One topic of conversation that seems to be emerging strongly in the AI world is the importance of memory or context. This is good! It’s a real problem to be solved, and it’s very much the case that LLMs are incomplete without it. Let’s talk about why it’s so much harder than people think.
I like to think of the problem of intelligence as two pieces: how to think, and what to think about. LLMs do a reasonable job on the “how to think” side of things, for the most part. Start the prediction process and it will do a pretty good job of prediction/thinking.
But “what to think about” is totally on us. And we are still doing a lot of work here, sometimes without realizing it, by curating what the LLM sees and pays attention to before it even starts thinking. Sure, modern systems can use search and other tools to pull memories in as they are thinking, but we all know that that is an opportunity for the inference to go off the rails - a bad piece of info from a search, and the bot is off down a rabbit hole.
So that’s challenge number 1: if you are chaining recall (as you would with an agent that does task after task), you have to be very careful that you have very good precision and recall both. If you don’t have good precision in the memories you bring up, the model will get confused or distracted. If you don’t have good recall, it may make a mistake or make up a new fact (that then gets stored and used later). Without a correction mechanism, these errors accumulate.
Another challenge is topology: LLMs are, essentially, serial in nature. Thinking models plus search are starting to challenge this a bit, which is good. But we fundamentally don’t build systems yet that do what the brain does - lots of parallel recall and processing to decide if a memory is relevant, which then impacts other cognitive processes re-entrantly. This is the “hey, wait a minute, that doesn’t seem right” thing that models don’t seem to do very well, and probably why they’re uniformly so gullible. They just have, more or less, a single thread, without our paranoid side processes to help out.

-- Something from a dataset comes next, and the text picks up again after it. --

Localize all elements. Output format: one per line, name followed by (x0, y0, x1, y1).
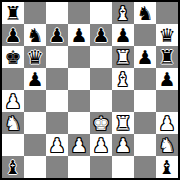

Another challenge with memory is what seems to be happening with AI enabled browsers and other agentic tools. Remember, there aren’t any good mechanisms for preventing jailbreaks. Sure, they can be made harder, but dedicated attackers still always win. Which means if you have a browser that allows an agent to “remember” everything across all of your tabs, congrats! You’ve reinvented XCRF attacks but now massively enabled by AI. So segregating memories and “keeping secrets” isn’t something current models can do on their own - we have to impose that from outside with code.
Finally, even though token contexts are getting very large, just dumping everything into one doesn’t usually work particularly well. Hard to imagine, as a human, being able to read several novels and then pick out the few salient facts to do a simple task. Like having to read not only the whole manual, but also a textbook on steel production and machining before being able to change a sparkplug on your car. It helps but it’s not really much better and doesn’t scale well.
We will need to build real, robust memory systems for LLMs. These need to do all kinds of things: keep secrets, consolidate memories so that the system isn’t overwhelmed with redundancy, inhibit and enhance by use, decay over time but still be able to recall with precision, run in parallel to assess low-probability memories, share memories between agents, make copies for retention and deletion, and probably more.
Memory is the second half of AGI. We have work to do.